All this rain looks like it would be a waste of time. Chocolate Mud water.


----------



## angus_cow_doctor (Apr 13, 2009)

It was chocolate even last saturday night. I bet it is moving on into a dark color of gray by now....


----------



## choppedliver (Apr 4, 2009)

And it aint gettin' any better


----------



## Shiznik (Feb 24, 2008)

Anybody had a look at the Intracoastal water? Bet its like a Yoohoo too huh?


----------



## choppedliver (Apr 4, 2009)

Was in escambia bay last saturday, spots were clear, most was not, that was after a short rain. Today its been pounding rain on and off as well as last few days. I imagine its pretty bad. Im not even going to waste the gas


----------



## Shiznik (Feb 24, 2008)

Same here. I was trying to figure out where some protected water would be but its not looking good over here either. 

Thanks!


----------



## FlounderAssassin (Sep 28, 2007)

Hopefully it will clear up some by the time i get home this time next week. been itching to go!


----------



## Death From Above (Sep 28, 2007)

Better that it's raining this weekend.

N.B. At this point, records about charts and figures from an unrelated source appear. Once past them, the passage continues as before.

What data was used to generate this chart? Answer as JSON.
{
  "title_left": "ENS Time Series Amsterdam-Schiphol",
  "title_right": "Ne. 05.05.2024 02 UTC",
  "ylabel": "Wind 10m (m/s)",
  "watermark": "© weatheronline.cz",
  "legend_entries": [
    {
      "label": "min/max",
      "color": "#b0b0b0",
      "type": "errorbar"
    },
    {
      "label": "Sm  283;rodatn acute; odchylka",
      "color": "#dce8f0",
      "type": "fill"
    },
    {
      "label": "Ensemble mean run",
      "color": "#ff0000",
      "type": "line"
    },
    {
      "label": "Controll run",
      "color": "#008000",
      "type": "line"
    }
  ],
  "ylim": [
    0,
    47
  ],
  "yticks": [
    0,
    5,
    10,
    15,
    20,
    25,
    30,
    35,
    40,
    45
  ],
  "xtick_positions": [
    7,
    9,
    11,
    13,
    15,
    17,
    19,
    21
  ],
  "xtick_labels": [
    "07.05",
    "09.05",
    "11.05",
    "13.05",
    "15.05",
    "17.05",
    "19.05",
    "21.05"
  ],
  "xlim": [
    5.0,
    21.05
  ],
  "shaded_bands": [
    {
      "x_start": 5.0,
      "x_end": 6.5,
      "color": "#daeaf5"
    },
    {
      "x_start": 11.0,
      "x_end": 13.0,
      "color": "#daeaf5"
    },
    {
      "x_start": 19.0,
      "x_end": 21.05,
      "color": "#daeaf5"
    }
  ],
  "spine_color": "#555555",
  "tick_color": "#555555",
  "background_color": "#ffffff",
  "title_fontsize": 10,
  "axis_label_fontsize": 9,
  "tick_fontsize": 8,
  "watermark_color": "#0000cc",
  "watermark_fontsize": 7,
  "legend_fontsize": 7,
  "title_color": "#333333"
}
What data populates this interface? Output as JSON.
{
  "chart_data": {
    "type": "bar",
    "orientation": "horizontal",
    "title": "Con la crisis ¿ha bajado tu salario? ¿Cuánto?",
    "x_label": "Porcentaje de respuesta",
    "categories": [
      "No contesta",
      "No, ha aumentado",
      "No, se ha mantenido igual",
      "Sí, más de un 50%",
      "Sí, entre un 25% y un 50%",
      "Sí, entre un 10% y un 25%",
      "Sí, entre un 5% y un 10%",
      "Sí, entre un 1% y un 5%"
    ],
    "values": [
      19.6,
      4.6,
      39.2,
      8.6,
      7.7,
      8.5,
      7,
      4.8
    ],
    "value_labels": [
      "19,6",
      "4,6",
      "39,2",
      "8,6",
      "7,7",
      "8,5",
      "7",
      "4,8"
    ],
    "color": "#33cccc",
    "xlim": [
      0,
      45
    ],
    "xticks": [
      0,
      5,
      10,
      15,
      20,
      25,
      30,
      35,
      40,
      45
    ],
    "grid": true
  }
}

Tides suck.


----------



## X-Shark (Oct 3, 2007)

Decided to give it a try last night.



Stuck 4 Flounder & 2 Mullet.



Nothing big at all, in fact there were tons of little ones.


----------



## bottomfeeder (Aug 6, 2009)

not a bad haul especially with the weather weve had:clap


----------



## Murphy's Law (Sep 27, 2007)

Good job Bobby :clap


----------



## FlounderAssassin (Sep 28, 2007)

Not a bad haul there bobby!


----------



## stickmyshare (Jun 11, 2008)

i went out last night also...waterwasn't too bad, and all the boats were rod and reelers. no dodging other boats, so it was pretty enjoyable.


----------